Fr Ray Blake said...

changed - thanks

Dilly said...

Lovely post - but I am surprised Mrs Elizabeth Darcy's lawyers have not yet contacted you to serve a writ for libel. It was her 15 year old spoilt sister Lydia, who succumbed to the heady charms of Regency Brighton and eloped with the dastardly Wickham! (Although it nearly ruined Lizzie's chance of happiness with Darcy, it was actually a great way of getting them back together).

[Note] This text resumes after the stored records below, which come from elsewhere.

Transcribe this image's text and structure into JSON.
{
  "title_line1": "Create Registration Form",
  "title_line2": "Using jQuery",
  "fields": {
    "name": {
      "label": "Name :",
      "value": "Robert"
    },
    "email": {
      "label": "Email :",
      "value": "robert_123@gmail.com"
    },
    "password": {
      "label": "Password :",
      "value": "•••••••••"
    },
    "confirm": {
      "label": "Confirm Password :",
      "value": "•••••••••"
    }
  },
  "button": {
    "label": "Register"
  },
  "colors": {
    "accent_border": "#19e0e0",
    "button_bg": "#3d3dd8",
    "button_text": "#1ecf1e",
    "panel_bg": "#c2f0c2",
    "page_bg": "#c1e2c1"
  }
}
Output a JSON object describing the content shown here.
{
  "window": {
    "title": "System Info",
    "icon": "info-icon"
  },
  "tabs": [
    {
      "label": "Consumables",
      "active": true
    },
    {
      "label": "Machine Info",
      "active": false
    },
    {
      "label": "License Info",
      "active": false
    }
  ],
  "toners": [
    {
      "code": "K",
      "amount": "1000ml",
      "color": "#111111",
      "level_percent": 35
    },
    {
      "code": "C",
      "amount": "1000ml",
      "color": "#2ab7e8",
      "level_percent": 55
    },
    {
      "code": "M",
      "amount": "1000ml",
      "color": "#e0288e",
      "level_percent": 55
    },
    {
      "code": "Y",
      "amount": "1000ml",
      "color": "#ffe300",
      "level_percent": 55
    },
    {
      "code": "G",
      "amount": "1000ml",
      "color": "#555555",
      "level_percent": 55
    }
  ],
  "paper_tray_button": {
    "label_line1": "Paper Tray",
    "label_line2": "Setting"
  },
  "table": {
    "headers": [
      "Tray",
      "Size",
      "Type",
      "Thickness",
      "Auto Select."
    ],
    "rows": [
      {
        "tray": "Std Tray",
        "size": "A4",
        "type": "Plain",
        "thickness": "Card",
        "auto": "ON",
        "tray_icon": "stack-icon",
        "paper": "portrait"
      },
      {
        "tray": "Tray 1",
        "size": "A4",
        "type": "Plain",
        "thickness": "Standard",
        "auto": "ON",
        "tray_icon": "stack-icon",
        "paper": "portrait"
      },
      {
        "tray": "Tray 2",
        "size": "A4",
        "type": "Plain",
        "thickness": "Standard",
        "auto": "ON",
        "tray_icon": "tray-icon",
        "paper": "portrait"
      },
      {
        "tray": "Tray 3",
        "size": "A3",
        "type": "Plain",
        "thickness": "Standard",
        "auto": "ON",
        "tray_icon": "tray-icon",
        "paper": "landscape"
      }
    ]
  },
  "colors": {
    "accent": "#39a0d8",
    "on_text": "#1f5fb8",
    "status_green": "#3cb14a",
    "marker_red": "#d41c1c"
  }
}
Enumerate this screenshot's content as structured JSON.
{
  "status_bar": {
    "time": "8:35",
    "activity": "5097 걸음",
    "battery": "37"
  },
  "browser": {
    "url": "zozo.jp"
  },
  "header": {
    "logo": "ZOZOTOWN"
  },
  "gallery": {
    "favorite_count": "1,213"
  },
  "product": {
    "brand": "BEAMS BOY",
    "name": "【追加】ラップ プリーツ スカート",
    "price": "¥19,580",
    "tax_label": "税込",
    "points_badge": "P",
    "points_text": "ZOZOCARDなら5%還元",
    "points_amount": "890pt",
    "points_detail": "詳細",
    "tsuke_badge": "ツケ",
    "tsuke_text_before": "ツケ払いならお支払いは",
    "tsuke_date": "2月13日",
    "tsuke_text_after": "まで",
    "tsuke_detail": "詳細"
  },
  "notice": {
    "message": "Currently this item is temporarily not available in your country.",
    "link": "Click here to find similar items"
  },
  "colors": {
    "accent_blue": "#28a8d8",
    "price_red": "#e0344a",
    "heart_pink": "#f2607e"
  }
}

As to the lovely Mrs Fitzherbert - George IV's poor put-upon official wife, Caroline had the final word. When she found she was facing trial for adultery, she replied "I have never committed adultery but once, and that was with the husband of Mrs Fitzherbert". All the royal files of the time have remained shut - well over the hundred year rule.......Given that no legitimate descendent of George IV and Caroline survives to be disinherited (and given that the fitzherbert marriage was illegal and void ab initio under the Royal Marriages Act, so no progeny could succeed to the throne)- it shows that there is still some sensitivity in Royal circles to anything involving papistry.

Patricius said...

So, as well as being somewhat portly, George IV was bigamous!

Clare said...

From The Balnea (1801) by George Sackville Carey

"T'other morn as my Lady Fal-lal was a tea,
Just after she'd pickl'd herself in the sea
She gap'd and she yawn'd, and said it was strange
That the sea should have wrought such a wonderful change;
She went to the glass her grey tresses to plume,
Then smil'd on herself and she fancy'd a bloom.
Lord Saunter was there, like herself, in decay,
Who came down to wash his ill humour away.
Pray my good Lord, said my lady Fal-lal,
Don't you think this heav'n compar'd to Pall Mall?
What tho' there's no bush, or a tree to be seen,
Yet there is that pretty sweet level the Stein.
'Tis a terrible town. said my Lord, you'll agree;-
But then, said my lady-my Lord, there's the sea,-
My Lord now reply'd in a jocular strain,
I don't think I ever shall sea it again.

Clare said...

Have you thought about working for the Brighton and Hove Tourist Board?

nickbris said...

Maria Fitzherbert is buried in St John the Baptist church in Brighton.

gemoftheocean said...

What evilness to deliberately endanger lives and put these people out of a safe place to live.
Thanks for the lesson in why Brighton is the "sister city" in morals of San Francisico. I knew about George IV and "Mrs. Fitzherbert" but not all the rest of it.

joannaB73 said...

This was quite an interesting piece. We used to go to Brighton as children on holiday and it always held a fascination for us with the two piers it had then and the brightly lit Pavilion and fountains in the evening. Later I lived there in my early 20s before the gay communities had really taken a hold on the place. The first Body Shop was there I think when you could take your containers back to be refilled - a novel idea then and also it was where the first vegetarian restaurants started to be known.

Independent said...

Please spell the enemy correctly - Tom Paine, the author of "The Rights of Man" and "The Age of Reason".

Fr Ray Blake said...

Payne, Paine, Pain seem to be authentic.

Enbrethiliel said...

+JMJ+

What an interesting history lesson! I love the connection to Pride and Prejudice and wonder what other allusions an Austen reader who didn't grow up in England would have missed completely.